If w is contained in K(u,v), then c is an automorphism on L or a subfield of L. If not then there is more work to do.

Repeat the above procedure. Factor q(x) in K(u,v) and let s(x) be the factor with s(w) = 0. Map s(x) to t(x) in K(v,w), let z be a root of t(x), and let c(w) = z. Extend the isomorphism from K(u)(v)(w) onto K(v)(w)(z). This cannot continue forever, because p(x) has a finite number of roots. Eventually c becomes an automorphism on L, or a subfield of L.

Assume the automorphism acts on a field E, a subfield of L. If E is not all of L then there is more work to do. As above, assume L is a splitting field for some polynomial p, which is irreducible over K. Let u lie in L, but not in E, and let u be a root of p(x). Factor p in e, so that u is the root of some irreducible factor p1. In other words, p = p1*q1. Apply c to the coefficients of p1, giving p2. Thus p2*q2 = c(p) = p. Since c is an automorphism on E, p2 is irreducible, having some root v. Since v is also a root of p, it is present in L. Extend c by mapping u to v. The dimension of E(v) over E is the same as the dimension of E(u) over E. If v lies in E(u) c becomes an automorphism on a larger field; otherwise there is more work to do.

From here the reasoning is as above. Factor p1(x) over E(u), then apply c() to the coefficients of the resulting polynomials, giving the factorization of p2(x) over E(v). Each factor x-u maps to x-v. Return to E(u), where p1 has been factored into smaller polynomials with coefficients in E(u). Since v is another root, different from u, there is some irreducible polynomial q1(x), a factor of p1(x), with q1(v) = 0. Let c(q1) = q2. Once again q2 is irreducible over E(v). Let w be any root of q2(x), and map v onto w. L contains w, since it contains all the roots of p(x). This is where we need L to be a splitting field for p. E(u)(v) has a basis of ui*vj with coefficients from E. Multiplication of basis elements is reduced mod p1(x) and q1(x). At the same time, E(v)(w) has a basis vi*wj with coefficients in E, and the same rules for multiplication, using p2 and q2 to collapse the polynomials in v an w respectively. The rings are symbolically the same. These are two isomorphic fields that intersect in E(v). Their dimensions over E(v), and over E, are equal. If w is contained in E(u,v) then c is an automorphism on L, or a subfield of L; Otherwise there is more work to do. Continue mapping roots of p onto roots of p, extending the isomorphism all the way up to L. If L is larger than the field generated by the roots of p, yet L is still a splitting field, then bring in the roots of the other polynomials, one by one, and push the automorphism all the way up to L. Use zorn's lemma if L/K is uncountable.

Remember that u and v, at the start, were arbitrary.
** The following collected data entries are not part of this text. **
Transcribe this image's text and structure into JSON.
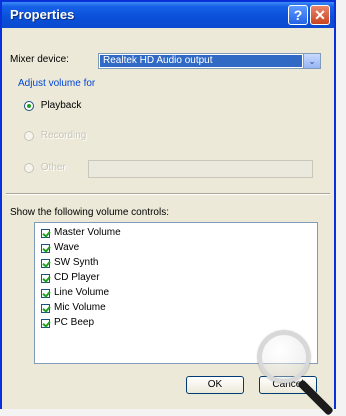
{
  "window": {
    "title": "Properties",
    "help_glyph": "?",
    "close_glyph": "✕"
  },
  "mixer": {
    "label": "Mixer device:",
    "selected": "Realtek HD Audio output",
    "arrow_glyph": "⌄"
  },
  "adjust": {
    "title": "Adjust volume for",
    "options": [
      {
        "label": "Playback",
        "selected": true,
        "enabled": true
      },
      {
        "label": "Recording",
        "selected": false,
        "enabled": false
      },
      {
        "label": "Other",
        "selected": false,
        "enabled": false
      }
    ]
  },
  "controls": {
    "label": "Show the following volume controls:",
    "items": [
      {
        "label": "Master Volume",
        "checked": true
      },
      {
        "label": "Wave",
        "checked": true
      },
      {
        "label": "SW Synth",
        "checked": true
      },
      {
        "label": "CD Player",
        "checked": true
      },
      {
        "label": "Line Volume",
        "checked": true
      },
      {
        "label": "Mic Volume",
        "checked": true
      },
      {
        "label": "PC Beep",
        "checked": true
      }
    ]
  },
  "buttons": {
    "ok": "OK",
    "cancel": "Cancel"
  },
  "colors": {
    "titlebar": "#0a4fd8",
    "dialog_bg": "#ece9d8",
    "selection": "#316ac5",
    "check_green": "#21a121"
  }
}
Within the splitting field of p(x), one root looks just like another. Any root can be mapped onto any other, and the isomorphism extends to an automorphism on L. We only require that all the roots of p(x) be present.

Since conjugates are indistinguishable, they should have the same multiplicity. Let u and v be distinct roots of an irreducible polynomial p(x) over K. Embed these roots in the splitting field L/K. An isomorphism maps u to v, so factor p(x) in K(u), and apply the isomorphism, and factor p(x) in K(v). The linear factors x-u and x-v correspond. The number of factors x-u in one polynomial equals the number of factors x-v in the other. The multiplicity of the two roots is the same. These roots are arbitrary, hence the multiplicity of all the roots of an irreducible polynomial is the same. The number of distinct roots times the common multiplicity gives the degree of p(x). This multiplicity is almost always 1. It can be higher for inseparable extensions, but I'll save that for another day.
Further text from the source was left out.